Furthermore, he stated that PPPs can help attract medical tourism both from within Nigerian borders and from other neighbouring countries, with the influx of foreign currencies helping to significantly boost local economies through hospitality services and stimulate growth in related sectors.
While setting the context for the panel discussions, Thematic Lead, Health as a Business TG, NESG HPC Dr Ola Brown said according to the Nigerian Demographic Health Survey (NDHS, 2018), 1 in 8 Nigerian children don’t get to reach the age of five, and that infant deaths stand at 67 for every 1000 births.
She noted that despite being the largest economy in Africa, Nigeria generates less taxes than its peers, which indicates the nation’s economic challenges and makes it difficult for the country to finance healthcare.
Dr Brown noted that the private sector, through PPPs, can help solve some of Nigeria’s economic challenges by easing the financial burden on the government and presenting attractive opportunities for investors through an offer of high returns and benefits across a diverse range of sectors.
In her presentation on PPP Analysis, HPC member Dr.
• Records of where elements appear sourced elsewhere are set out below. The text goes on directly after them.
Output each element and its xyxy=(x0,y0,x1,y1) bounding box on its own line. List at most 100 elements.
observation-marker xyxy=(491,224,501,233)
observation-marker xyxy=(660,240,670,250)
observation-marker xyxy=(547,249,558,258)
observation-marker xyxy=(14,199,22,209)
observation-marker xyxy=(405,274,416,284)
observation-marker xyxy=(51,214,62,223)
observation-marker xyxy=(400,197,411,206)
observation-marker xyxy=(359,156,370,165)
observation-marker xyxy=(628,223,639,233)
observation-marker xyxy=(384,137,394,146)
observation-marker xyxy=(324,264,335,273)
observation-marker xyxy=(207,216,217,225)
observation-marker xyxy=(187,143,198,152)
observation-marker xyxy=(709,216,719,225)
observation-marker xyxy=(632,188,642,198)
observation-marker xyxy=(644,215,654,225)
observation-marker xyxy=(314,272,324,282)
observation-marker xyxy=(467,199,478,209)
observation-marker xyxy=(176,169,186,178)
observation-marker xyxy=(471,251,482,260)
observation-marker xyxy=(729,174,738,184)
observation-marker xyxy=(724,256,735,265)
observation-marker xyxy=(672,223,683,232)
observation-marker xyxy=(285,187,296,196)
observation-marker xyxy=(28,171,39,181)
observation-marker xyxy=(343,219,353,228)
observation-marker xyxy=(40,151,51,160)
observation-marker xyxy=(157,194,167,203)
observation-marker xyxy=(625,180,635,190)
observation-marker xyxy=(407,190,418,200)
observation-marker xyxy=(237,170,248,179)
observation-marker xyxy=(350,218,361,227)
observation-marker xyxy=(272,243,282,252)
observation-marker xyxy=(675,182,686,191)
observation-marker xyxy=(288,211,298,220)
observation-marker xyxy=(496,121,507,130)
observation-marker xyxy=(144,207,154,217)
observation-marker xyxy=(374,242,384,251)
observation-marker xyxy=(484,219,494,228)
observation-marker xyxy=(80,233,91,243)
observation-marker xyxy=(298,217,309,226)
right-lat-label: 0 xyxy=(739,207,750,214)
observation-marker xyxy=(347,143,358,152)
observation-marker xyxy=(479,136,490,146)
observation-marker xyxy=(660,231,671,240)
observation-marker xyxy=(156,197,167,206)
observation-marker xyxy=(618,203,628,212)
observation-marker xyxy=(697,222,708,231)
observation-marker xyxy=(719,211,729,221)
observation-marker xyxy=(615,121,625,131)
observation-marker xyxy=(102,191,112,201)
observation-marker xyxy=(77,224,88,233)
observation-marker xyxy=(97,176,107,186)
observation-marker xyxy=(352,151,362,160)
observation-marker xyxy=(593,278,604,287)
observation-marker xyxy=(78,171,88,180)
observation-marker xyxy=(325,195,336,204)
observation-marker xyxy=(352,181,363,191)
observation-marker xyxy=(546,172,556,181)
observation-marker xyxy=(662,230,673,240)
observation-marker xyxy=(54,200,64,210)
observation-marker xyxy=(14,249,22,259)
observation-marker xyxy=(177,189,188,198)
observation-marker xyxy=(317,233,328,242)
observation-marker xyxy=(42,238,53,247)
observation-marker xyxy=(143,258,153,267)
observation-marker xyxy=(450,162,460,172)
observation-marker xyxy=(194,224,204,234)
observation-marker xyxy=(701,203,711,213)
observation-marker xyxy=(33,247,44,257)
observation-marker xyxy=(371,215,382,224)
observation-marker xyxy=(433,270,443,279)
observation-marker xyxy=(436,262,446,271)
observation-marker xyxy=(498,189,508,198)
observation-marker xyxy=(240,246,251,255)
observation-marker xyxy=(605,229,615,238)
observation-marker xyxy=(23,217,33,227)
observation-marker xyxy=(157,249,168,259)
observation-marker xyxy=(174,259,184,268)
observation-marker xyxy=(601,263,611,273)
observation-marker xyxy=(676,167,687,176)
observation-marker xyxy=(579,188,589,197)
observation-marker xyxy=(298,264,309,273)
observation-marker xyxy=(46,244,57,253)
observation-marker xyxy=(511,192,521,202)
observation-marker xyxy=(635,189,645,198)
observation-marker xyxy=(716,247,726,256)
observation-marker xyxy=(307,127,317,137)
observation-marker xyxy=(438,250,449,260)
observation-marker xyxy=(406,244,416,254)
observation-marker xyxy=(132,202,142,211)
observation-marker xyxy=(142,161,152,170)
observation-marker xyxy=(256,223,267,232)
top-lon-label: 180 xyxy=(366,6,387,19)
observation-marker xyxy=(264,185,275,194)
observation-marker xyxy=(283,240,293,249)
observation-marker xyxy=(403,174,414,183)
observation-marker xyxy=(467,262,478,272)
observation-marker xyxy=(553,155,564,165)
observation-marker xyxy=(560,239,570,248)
Noimot Balogun said that the Infrastructure Concession Regulatory Commission (ICRC) and the Bureau of Public Procurement (BPE) are saddled with regulating PPPs and procurement at the federal level and that Lagos, Rivers, Cross River and Ekiti currently have laws regulating PPPs. She noted that some barriers to PPP implementation include misaligned goals and incentives, limited understanding of the scope of the alliance, and unstable policies driven by non-continuity due to political and power dynamics.
During the panel discussion, the Director of the Public Private Partnership Resource Department of the Infrastructure Concession Regulatory Commission (ICRC), Dr Jobson Oseodion Ewalefoh, who was represented by the head of Energy and Urban Infrastructure PPP, at the ICRC, Mr Ahmed Abdulrazaq, said that PPPs are complex and are not done in isolation.
He said the legal framework is the most important consideration when embarking on a PPP because it provides the law for the public and private sectors vested within the ICRC.
He noted that economic indicators for investments, inflation rates, interest rates for loans, consumer spending and unemployment rate must be considered before embarking on a PPP arrangement.
Speaking in the same vein, Executive Vice Chairman of Bridge Clinic Fertility Centre, Dr Richardson Ajayi, said that there are PPP arrangements that are still in place more than a decade since they started and that Bridge Clinic runs the Institute of Facility Medicine at the Lagos University Teaching Hospital through a PPP arrangement for over ten years and more than 20 PPP arrangements are running at the Hospital.
The Country Director of PharmAccess Foundation, Dr Njide Ndili, stated that a lot of state governments still need to domesticate the ICRC and PPP act and, as such, can’t handle PPPs. She emphasised the need to encourage states to domesticate the PPP policy so that states will not be left behind and that the regulatory framework across the country makes it easy for the private sector to invest in the health sector.